The RBA’s primary tool for achieving this objective is the cash rate target, now forecast to peak near to 4% — up from its historic low of 0.1% which persisted from December 2020 to April 2022.  The pause in increases announced by the RBA in April 2023 will slow but may not stop the journey towards this peak. Correspondingly, home loan interest rates are expected to peak around 7% in 2024. Crucially, for a meaningful cohort of mortgage customers, this circa 4% increase in the cash rate target is greater than the 3% stress loading used to test affordability (those that borrowed prior to October 2021 were subject only to a 250 bps stress). These customers will face potentially unaffordable repayments and will bear the brunt of pressure required to bring down economic activity and ease inflation.

Exhibit 1: Australian cash rate target interest rate

Whilst banks’ strong levels of capital, healthy loan-to-value ratios (LVRs), and lenders mortgage insurance (LMI) coverage will largely protect the banks from material credit losses, this is not the only factor that impacts how banks will emerge from this crisis. They will be judged on how they support customers during this period: customers and society may (rightly or wrongly) blame banks for financial stress incurred. Post crisis, examples of customers struggling to repay debt could drown out the many stories of those for whom banks will have worked hard to provide protection.

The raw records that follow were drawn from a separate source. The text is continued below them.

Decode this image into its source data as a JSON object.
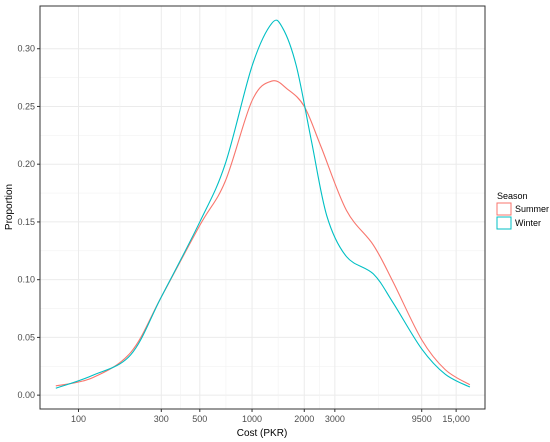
{
  "chart_data": {
    "type": "line",
    "xlabel": "Cost (PKR)",
    "ylabel": "Proportion",
    "x_scale": "log",
    "xlim": [
      60,
      22000
    ],
    "ylim": [
      -0.012,
      0.337
    ],
    "x_ticks": [
      100,
      300,
      500,
      1000,
      2000,
      3000,
      9500,
      15000
    ],
    "x_tick_labels": [
      "100",
      "300",
      "500",
      "1000",
      "2000",
      "3000",
      "9500",
      "15,000"
    ],
    "y_ticks": [
      0.0,
      0.05,
      0.1,
      0.15,
      0.2,
      0.25,
      0.3
    ],
    "y_tick_labels": [
      "0.00",
      "0.05",
      "0.10",
      "0.15",
      "0.20",
      "0.25",
      "0.30"
    ],
    "grid": true,
    "legend": {
      "title": "Season",
      "placement": "right"
    },
    "series": [
      {
        "name": "Summer",
        "color": "#F8766D",
        "x": [
          74,
          120,
          200,
          300,
          500,
          700,
          1000,
          1300,
          1600,
          2000,
          2500,
          3500,
          5000,
          6500,
          9500,
          13000,
          18000
        ],
        "y": [
          0.008,
          0.015,
          0.037,
          0.085,
          0.147,
          0.185,
          0.255,
          0.272,
          0.265,
          0.25,
          0.215,
          0.16,
          0.13,
          0.098,
          0.048,
          0.022,
          0.009
        ]
      },
      {
        "name": "Winter",
        "color": "#00BFC4",
        "x": [
          74,
          120,
          200,
          300,
          500,
          700,
          1000,
          1300,
          1500,
          1800,
          2200,
          2700,
          3500,
          5000,
          6500,
          9500,
          13000,
          18000
        ],
        "y": [
          0.006,
          0.017,
          0.035,
          0.085,
          0.15,
          0.2,
          0.285,
          0.322,
          0.318,
          0.285,
          0.22,
          0.155,
          0.12,
          0.105,
          0.08,
          0.04,
          0.018,
          0.007
        ]
      }
    ]
  }
}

Three actions banks should take to protect consumers and chart a positive course through current uncertainty

  1. Prioritizing reputation over near-term profit: bring reputation even more actively into strategic decision making by executives, actively balancing near-term pressure on solvency and profit with longer-term reputation and associated market share
  2. Educating customers about financial wellness: take a stand on financial wellbeing, informing customers and providing tools to help them economize
  3. Smart scaling of collections and hardship teams: plan to be able to help customers experiencing hardship as volumes in distress increase. Build capability (especially data insights) to support team efficiencies to improve agility and team capacity required
Exhibit 2: Potential scenario for banks and customers
Characteristics and implications of potential future scenarios

Supporting customers now to lessen future financial pain

Substantial pain in the mortgage market is highly likely, and many borrowers will experience significant stretch for most of 2024-2025 if they are not already. Australian banks and mortgage lenders must act now to position themselves to support customers. This includes educating customers on financial wellness so that the chances of falling into a more extreme scenario is minimized, readying collections teams so that appropriate support and assessment can be provided depending on customers’ circumstances, and taking strategic decisions that take account of the longer term ramifications of actions now.

There is clearly an element of moral hazard associated with the support of customers who are behind with debt payments, and this cannot be ignored. Banks will need to tread a careful path which combines upfront education of customers to avoid overextension, and support of customers who really need help through no fault of their own, whilst taking stronger positions with customers who may have not taken their commitments as a borrower seriously.

Many questions need to be urgently addressed for lenders to best position themselves during these tough times for borrowers. Interventions may be required at different levels: by individual consumers, banks, and the industry overall. Prior crises provide a helpful guide to what interventions may or may not work.

This is a critical time for banking in Australia as well as for consumersBanks will be judged by their response to this crisis, and their future reputation depends on it.